A State Senator is sponsoring a bill SB210 that would prohibit the Department of Elementary and Secondary Education from implementing Common Core State Standards for Missouri public schools.

State Senator John Lamping (R-St. Louis) is pushing to stop the use of having the Common Core Standards Inititative become used in Missouri’s public schools without seeking the approval of the General Assembly.

Lamping is looking to to stop any steps that have been taken to implement Common Core Standards- and have them reversed. He says it raises legal concerns with the Department of Elementary and Secondary Education by creating an unfunded mandate.

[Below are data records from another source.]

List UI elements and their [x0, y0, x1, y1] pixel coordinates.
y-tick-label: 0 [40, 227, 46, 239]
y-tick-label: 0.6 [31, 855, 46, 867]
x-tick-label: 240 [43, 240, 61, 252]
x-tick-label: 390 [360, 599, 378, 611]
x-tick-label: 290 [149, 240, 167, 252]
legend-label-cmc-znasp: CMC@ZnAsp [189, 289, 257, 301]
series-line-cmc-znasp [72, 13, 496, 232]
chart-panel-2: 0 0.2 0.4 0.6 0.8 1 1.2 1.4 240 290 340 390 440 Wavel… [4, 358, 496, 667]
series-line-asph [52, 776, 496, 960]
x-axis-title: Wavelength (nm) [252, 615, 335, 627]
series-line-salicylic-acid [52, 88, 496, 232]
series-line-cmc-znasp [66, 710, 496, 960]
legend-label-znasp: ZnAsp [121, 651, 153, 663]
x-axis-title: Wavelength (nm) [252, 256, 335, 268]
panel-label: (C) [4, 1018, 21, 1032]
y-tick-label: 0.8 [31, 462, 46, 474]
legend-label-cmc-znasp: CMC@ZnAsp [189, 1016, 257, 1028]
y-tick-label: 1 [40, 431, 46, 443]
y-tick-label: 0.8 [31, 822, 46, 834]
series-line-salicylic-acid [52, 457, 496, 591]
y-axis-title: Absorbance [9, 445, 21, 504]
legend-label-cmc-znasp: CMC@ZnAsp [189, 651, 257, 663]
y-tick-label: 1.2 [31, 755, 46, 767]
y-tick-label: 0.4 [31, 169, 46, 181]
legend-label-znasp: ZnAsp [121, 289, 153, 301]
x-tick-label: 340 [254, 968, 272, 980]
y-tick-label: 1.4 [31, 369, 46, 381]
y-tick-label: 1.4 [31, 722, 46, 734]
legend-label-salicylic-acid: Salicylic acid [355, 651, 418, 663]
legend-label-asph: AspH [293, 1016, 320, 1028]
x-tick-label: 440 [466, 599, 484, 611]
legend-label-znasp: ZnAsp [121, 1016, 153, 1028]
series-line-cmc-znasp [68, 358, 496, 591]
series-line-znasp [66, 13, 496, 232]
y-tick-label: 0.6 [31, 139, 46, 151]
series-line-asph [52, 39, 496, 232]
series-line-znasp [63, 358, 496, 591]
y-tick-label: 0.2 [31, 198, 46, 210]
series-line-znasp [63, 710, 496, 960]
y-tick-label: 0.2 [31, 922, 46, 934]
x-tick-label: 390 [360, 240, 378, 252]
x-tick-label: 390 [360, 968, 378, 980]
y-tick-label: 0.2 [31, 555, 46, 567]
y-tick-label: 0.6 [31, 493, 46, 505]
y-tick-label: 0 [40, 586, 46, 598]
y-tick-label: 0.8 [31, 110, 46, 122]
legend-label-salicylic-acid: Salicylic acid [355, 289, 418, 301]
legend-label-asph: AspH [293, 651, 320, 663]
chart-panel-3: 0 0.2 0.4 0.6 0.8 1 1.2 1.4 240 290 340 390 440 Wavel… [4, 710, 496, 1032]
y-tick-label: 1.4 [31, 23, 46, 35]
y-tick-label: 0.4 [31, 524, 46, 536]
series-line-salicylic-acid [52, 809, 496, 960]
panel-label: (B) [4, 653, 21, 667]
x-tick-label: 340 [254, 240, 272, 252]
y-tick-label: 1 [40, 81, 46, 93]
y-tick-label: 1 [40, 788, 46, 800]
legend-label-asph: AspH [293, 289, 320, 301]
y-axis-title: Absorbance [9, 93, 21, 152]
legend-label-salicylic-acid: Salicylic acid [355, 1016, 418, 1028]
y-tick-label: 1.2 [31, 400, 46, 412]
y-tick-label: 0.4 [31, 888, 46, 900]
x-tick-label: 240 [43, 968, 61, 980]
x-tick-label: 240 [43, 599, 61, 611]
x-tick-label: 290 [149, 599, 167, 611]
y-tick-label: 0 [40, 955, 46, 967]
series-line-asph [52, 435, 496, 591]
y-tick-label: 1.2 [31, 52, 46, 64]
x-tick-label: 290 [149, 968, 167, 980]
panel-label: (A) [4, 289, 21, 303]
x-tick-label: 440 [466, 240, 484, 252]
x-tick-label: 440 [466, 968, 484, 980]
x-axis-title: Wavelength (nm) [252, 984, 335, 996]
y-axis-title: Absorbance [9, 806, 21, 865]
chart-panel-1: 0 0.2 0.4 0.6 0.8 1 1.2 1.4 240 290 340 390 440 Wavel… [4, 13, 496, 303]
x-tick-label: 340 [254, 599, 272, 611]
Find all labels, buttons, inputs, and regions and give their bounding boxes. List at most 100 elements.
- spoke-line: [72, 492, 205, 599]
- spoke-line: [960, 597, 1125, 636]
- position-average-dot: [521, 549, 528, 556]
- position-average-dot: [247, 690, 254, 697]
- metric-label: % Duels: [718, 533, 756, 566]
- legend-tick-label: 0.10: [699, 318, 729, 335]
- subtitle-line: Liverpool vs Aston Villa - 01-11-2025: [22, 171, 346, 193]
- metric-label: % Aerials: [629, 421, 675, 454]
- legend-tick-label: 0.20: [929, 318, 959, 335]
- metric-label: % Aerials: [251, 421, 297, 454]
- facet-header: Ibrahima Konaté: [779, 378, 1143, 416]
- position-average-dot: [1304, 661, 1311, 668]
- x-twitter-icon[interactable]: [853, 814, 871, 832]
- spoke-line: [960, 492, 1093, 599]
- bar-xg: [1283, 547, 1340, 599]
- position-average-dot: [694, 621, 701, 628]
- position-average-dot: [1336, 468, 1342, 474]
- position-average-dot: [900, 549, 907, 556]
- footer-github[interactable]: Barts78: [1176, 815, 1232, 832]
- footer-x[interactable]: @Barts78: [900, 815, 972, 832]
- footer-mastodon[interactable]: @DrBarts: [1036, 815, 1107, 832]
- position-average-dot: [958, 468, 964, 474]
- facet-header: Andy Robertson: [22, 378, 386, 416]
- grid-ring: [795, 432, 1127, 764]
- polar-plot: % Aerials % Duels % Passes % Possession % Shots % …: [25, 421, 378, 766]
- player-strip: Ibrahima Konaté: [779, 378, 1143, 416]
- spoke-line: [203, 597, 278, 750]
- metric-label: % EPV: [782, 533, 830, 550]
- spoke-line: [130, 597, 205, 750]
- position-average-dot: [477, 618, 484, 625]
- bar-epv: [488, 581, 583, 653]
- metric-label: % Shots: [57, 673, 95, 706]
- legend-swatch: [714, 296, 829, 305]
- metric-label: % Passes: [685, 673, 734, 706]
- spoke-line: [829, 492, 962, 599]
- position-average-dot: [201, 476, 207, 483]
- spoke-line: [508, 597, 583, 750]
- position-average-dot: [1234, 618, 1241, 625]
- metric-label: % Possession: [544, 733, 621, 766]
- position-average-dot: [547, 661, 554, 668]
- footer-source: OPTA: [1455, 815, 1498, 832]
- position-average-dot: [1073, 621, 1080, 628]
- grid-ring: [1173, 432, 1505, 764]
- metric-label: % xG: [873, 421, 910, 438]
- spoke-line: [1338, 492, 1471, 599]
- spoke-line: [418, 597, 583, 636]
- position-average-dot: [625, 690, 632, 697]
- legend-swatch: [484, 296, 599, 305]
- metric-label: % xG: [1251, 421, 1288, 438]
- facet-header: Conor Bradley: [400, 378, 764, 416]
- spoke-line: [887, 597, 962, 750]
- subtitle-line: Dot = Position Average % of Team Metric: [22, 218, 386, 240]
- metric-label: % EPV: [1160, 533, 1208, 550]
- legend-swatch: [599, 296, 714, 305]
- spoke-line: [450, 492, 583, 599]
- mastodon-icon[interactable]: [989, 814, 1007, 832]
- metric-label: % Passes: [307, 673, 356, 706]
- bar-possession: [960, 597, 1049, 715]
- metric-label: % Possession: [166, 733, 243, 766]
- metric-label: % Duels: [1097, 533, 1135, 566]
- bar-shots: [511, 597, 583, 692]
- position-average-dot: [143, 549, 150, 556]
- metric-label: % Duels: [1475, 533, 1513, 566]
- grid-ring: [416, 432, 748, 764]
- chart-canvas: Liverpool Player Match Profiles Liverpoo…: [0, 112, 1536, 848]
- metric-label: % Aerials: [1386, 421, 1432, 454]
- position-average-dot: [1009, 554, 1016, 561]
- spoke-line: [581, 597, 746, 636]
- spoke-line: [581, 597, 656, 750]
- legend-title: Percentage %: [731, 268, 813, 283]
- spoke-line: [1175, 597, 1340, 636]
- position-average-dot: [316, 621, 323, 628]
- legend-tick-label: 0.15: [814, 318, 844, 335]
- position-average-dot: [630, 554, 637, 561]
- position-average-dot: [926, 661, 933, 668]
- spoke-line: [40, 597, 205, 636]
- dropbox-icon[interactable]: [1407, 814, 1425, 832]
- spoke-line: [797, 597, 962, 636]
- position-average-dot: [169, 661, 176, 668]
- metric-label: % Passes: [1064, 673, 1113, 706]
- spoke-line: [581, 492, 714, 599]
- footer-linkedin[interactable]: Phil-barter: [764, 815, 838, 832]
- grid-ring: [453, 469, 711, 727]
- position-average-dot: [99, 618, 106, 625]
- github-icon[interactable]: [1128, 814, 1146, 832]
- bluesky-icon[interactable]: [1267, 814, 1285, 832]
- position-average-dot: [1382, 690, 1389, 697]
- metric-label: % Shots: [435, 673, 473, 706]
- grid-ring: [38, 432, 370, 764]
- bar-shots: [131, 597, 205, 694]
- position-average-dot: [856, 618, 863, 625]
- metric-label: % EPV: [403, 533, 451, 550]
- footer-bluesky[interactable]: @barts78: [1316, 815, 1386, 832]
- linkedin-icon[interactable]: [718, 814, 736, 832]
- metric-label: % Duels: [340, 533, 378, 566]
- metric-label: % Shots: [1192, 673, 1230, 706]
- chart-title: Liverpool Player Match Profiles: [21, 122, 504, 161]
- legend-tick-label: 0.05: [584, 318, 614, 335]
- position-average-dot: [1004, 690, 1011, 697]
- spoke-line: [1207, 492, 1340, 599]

Lamping says over the last four years, when he’s contacted the Department of Elementary and Secondary Education  to ask them what they have been up to, he says they provided him with a five-year timeline of a series of meetings and events, public hearings, testimonies, ideas; but they never went to the General Assembly. “There was not one meeting in the last five years, that the General Assembly was informed of what actually was going on,” he says.

Lamping says he calls it the development of a national standard. “The country has a long history of individual states and individual school districts adopting their own standards; and this is an attempt to have the standards in Maine and the standards in San Diego be the same for example,” he says.

Lamping says the intiative would transform the school cirriculum, including the test taking process. He says Missouri would move from a paper and pencil test taking process to an online process that would cost the state somewhere between $350 and $400 million dollars to provide both the broadband as well as the technology.